Der Kläger begehrt vom Beklagten im Rahmen des Nachteilsausgleichs nach dem Neunten Buch Sozialgesetzbuch (
SGB IX) die Feststellung der gesundheitlichen Voraussetzungen des Merkzeichens "H" (Hilflosigkeit).
Bei dem am ...1959 geborenen Kläger, der italienischer Staatsbürger ist und sich auf Grundlage einer unbefristeten Aufenthaltserlaubnis im Bundesgebiet aufhält, stellte das seinerzeit zuständige Versorgungsamt
S. erstmals mit Bescheid vom 25.02.2002 in der Gestalt des Widerspruchsbescheides des Regierungspräsidiums Stuttgart - Landesversorgungsamt - (zukünftig nur noch Landesversorgungsamt) vom 26.09.2002 einen Grad der Behinderung (
GdB) von 30 sowie eine dauernde Einbuße der körperlichen Beweglichkeit im Sinne des § 33b Einkommensteuergesetz (EStG) seit dem 20.11.2001 fest. Auf den klägerischen Verschlimmerungsantrag vom 22.04.2003 hob das Versorgungsamt
S. seinen Bescheid vom 25.02.2002 mit Bescheid vom 03.07.2003 auf und stellte beim Kläger für die Zeit seit dem 22.04.2003 einen
GdB von 50 sowie die gesundheitlichen Voraussetzungen des Merkzeichens "G" (erhebliche Beeinträchtigung der Bewegungsfähigkeit im Straßenverkehr) fest. Den klägerischen Neufeststellungsantrag vom 20.02.2004 auf Zuerkennung des Merkzeichens "B" (Notwendigkeit ständiger Begleitung) lehnte das Versorgungsamt
S. ab (Ablehnungsbescheid vom 01.09.2004 in Gestalt des Widerspruchsbescheides des Landesversorgungsamts vom 31.03.2005). Im anschließenden Klageverfahren (SG Stuttgart, S 18 SB 2484/05) erkannte der Beklagte den Klageanspruch an. Mit Ausführungsbescheid des nunmehr zuständigen Landratsamts B. - Versorgungsamt in
S. - (zukünftig nur noch Versorgungsamt) vom 16.12.2005 wurde beim Kläger sodann ein
GdB von 70 seit dem 22.02.2004 sowie die gesundheitlichen Voraussetzungen des Merkzeichens "B" festgestellt.
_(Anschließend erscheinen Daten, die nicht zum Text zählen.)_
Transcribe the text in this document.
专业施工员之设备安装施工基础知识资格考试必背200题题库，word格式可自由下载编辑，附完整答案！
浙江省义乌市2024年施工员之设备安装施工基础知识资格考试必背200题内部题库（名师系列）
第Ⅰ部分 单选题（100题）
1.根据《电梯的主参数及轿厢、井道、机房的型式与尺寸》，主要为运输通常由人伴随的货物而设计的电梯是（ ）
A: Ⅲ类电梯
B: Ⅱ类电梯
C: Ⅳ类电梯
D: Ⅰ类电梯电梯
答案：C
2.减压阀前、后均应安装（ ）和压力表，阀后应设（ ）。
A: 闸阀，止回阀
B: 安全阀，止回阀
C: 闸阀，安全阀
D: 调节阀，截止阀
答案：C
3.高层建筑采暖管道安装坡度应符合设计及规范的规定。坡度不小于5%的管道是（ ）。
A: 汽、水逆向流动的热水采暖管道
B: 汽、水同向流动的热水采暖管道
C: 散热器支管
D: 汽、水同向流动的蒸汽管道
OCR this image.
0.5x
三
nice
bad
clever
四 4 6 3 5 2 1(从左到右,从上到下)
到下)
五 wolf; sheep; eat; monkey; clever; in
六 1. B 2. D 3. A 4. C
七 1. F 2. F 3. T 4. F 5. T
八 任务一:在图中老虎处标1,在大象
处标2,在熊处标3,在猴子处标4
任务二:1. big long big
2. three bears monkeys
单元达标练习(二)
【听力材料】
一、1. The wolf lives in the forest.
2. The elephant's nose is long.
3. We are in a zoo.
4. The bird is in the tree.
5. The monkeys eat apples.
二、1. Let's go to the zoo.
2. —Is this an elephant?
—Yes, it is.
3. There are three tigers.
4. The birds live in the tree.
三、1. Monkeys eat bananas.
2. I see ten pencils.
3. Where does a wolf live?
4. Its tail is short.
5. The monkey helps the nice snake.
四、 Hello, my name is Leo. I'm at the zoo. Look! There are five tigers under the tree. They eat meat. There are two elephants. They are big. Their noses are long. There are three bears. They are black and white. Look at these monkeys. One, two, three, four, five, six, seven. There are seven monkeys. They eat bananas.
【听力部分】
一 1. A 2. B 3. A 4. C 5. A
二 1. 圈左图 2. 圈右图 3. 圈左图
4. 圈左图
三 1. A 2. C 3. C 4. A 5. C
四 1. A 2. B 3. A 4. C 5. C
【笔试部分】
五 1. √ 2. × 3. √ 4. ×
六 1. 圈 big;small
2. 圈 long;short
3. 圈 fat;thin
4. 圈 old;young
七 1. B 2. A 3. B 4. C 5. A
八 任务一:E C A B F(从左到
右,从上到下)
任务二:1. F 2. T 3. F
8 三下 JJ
Dabei waren folgende Funktionsbeeinträchtigungen ausschlaggebend: Depression, chronisches Schmerzsyndrom, funktionelle Organbeschwerden [Einzel-GdB 60], degenerative Veränderungen der Wirbelsäule, Bandscheibenschaden, Kopfschmerzsyndrom [Einzel-GdB 20] sowie chronische Bronchitis [Einzel-GdB 10].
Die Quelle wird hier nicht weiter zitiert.